Sarà che l’imprinting lo dà la stampa italiana. Ma la stampa estera è già tutta una ‘letteide’, proprio come, 18 mesi or sono, nel novembre 2011, era tutta una ‘monteide’ e, solo la settimana scorsa, era tutta una ‘giorgeide’. Questa volta, però, con meno deferenza: i media internazionali fanno il tifo perché il tentativo di formare il governo riesca, ma sono concordi nel sostenere che questa partita l’ha vinta Silvio Berlusconi.
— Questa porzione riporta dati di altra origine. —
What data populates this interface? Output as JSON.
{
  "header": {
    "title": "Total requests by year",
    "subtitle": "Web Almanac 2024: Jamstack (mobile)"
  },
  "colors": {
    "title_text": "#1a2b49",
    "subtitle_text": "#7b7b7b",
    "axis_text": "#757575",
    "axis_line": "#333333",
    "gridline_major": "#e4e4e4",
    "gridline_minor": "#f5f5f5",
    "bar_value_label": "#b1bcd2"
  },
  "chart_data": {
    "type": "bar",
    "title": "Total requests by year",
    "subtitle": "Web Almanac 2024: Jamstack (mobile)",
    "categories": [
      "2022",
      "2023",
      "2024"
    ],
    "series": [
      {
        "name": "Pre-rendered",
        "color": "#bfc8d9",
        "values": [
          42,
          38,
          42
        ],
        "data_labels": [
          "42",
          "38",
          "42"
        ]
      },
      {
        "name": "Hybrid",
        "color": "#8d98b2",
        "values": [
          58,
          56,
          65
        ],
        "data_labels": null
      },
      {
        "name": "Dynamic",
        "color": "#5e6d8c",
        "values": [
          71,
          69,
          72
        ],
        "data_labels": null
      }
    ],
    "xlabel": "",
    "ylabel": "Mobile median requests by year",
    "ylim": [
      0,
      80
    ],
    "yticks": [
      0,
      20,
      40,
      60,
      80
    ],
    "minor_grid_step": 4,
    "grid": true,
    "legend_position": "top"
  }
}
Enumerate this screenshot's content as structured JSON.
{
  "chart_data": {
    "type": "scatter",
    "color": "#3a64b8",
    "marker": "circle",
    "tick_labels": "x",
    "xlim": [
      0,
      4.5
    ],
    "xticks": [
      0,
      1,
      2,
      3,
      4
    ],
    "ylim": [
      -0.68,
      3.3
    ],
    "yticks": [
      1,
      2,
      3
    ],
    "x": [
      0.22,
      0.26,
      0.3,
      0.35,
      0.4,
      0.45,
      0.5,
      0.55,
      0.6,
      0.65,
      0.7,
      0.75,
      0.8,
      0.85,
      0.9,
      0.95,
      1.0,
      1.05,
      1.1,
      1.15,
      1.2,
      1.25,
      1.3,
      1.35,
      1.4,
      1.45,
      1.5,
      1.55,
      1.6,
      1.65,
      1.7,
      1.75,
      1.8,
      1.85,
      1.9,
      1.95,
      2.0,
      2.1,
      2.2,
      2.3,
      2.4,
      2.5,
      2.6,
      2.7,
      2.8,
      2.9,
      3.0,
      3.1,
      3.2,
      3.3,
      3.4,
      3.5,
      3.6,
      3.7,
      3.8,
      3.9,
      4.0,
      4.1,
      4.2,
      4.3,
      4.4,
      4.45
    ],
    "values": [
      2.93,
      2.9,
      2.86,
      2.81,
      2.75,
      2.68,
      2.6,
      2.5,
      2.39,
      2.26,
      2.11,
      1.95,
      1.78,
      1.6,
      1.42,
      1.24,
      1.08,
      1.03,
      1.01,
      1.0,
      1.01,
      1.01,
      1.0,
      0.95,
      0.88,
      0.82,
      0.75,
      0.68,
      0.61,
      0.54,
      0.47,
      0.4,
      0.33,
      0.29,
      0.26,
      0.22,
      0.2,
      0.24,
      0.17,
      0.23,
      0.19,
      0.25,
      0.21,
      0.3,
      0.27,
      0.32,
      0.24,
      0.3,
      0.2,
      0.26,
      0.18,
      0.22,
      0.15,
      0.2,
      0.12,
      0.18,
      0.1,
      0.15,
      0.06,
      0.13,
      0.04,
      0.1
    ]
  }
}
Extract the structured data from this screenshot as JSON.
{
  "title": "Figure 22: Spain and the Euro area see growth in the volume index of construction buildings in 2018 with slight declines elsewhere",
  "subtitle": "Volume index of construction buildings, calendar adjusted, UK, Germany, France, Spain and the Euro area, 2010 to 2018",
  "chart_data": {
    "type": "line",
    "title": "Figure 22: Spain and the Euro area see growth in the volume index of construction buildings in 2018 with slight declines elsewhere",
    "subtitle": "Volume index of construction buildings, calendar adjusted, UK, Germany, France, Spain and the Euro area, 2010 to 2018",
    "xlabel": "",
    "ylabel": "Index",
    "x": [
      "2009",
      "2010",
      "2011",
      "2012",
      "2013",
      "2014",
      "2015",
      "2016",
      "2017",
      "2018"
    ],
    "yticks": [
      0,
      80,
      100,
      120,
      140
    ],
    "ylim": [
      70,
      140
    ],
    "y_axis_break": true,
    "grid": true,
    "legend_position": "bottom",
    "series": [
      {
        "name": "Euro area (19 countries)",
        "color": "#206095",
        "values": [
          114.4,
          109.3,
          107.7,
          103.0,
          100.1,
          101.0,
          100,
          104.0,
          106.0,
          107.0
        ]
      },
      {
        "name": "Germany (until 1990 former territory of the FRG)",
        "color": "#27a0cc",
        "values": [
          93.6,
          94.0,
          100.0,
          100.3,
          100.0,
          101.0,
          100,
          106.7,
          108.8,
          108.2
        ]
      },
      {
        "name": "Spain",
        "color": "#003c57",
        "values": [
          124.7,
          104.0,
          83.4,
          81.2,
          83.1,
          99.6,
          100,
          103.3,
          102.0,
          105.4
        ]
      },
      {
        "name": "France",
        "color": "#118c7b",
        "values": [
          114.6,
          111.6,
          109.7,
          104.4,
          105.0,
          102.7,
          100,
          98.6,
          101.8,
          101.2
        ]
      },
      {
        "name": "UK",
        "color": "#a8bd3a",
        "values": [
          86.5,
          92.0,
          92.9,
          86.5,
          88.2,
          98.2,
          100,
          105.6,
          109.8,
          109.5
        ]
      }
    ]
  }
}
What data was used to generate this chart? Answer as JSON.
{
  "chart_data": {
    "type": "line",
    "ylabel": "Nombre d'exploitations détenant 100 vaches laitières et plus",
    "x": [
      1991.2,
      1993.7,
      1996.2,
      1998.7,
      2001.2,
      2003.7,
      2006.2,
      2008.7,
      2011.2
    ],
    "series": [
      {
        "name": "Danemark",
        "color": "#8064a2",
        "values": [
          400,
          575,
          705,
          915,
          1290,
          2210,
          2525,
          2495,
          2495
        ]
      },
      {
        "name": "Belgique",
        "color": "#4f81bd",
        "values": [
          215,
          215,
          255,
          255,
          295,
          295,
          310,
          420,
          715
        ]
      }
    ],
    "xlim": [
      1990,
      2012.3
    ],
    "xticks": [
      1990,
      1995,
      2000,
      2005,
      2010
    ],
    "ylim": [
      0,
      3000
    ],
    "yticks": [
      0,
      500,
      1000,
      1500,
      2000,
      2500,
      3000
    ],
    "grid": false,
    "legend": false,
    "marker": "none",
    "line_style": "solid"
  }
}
Per il Times, il Cavaliere “torna al top”; mentre, per il Time, “il gioco è nelle mani di Berlusconi”. E, fra gli sconfitti, i corrispondenti esteri cominciano a collocare pure Beppe Grillo: Le Monde sentenzia, nella scia delle polemiche sul 25 Aprile, che “le provocazioni” del leader del M5S “non fanno più titolo”; e un blog sul Financial Times si domanda se la “bolla” del Movimento “stia scoppiando”.
Del resto, neppure i partner europei, concordi nell’auspicare che l’Italia si dia un governo, sono poi unanimi nel promettere rose e fiori all’esecutivo Letta: la Germania già spegne le attese del premier che verrà d’allentamento del rigore; e Olanda e Finlandia le tengono, come sempre, bordone.
Naturalmente, la stampa estera ha il problema di spiegare chi è ‘sto Letta, “un moderato pacato –scrive il WSJ- con legami nell’emiciclo”, le cui “chances di successo –nota l’FT- dipendono molto dall’autorità che gli deriva dall’essere stato nominato da Napolitano. Il presidente della Repubblica è emerso come ‘il più potente politico italiano’, estendendo le sue prerogative costituzionali ai limiti di … un temporaneo passaggio da un sistema parlamentare a uno presidenziale”.
Non mancano dubbi e interrogativi, specie da parte britannica: nei commenti, ci si chiede quanto questo “matrimonio forzato” delle larghe intese durerà, mentre i servizi di cronaca riferiscono, come fa la Bbc, che “la problematica coalizione” sta “prendendo forma”. In un editoriale dal titolo “Il momento di Enrico Letta”, il Financial Times scrive: “E’ pure possibile che non riesca a formare un esecutivo. E, comunque, il suo governo difficilmente durerà a lungo. Se riesce a formarlo, dovrebbe dare la priorità alle riforme politiche rispetto a cambiamenti di politica economica”, perché lì sarebbe più difficile “costruire un consenso”. “Idealmente –nota il quotidiano economico-, l’Italia ha bisogno di un governo forte per varare riforme economiche. Ma questo non è disponibile. Letta dovrebbe puntare a una nuova soluzione politica che spiani la strada a cambiamenti economici significativi”.
L’approccio critico dell’FT segue d’un giorno un articolo di Guy Dinmore, corrispondente da Roma, “Letta chiede di allentare le politiche d’austerità”: “La prospettiva di un nuovo governo in Italia –riferiva Dinmore- spinge i mercati al rialzo ed è ben vista dalla stampa internazionale, anche se molti commentatori dubitano che questo governo duri a lungo”.
L’Economist propone l’equazione “Vecchio presidente, nuovo premier, stessi problemi per l’Italia”. Il nuovo governo appare al settimanale piuttosto promettente, ma il suo mandato dovrebbe essere breve: gli italiani dovranno probabilmente tornare alle urne presto “data la nota instabilità politica”. Ma un altro articolo della stessa rivista rovescia, per una volta l’abusato aforisma del Gattopardo “Se vogliamo che tutto rimanga com’è, bisogna che tutto cambi”. Ora, invece, gli strateghi dell’operazione Letta avrebbero fatto in modo che le cose restino com’erano perché possano cambiare. Ma è davvero così?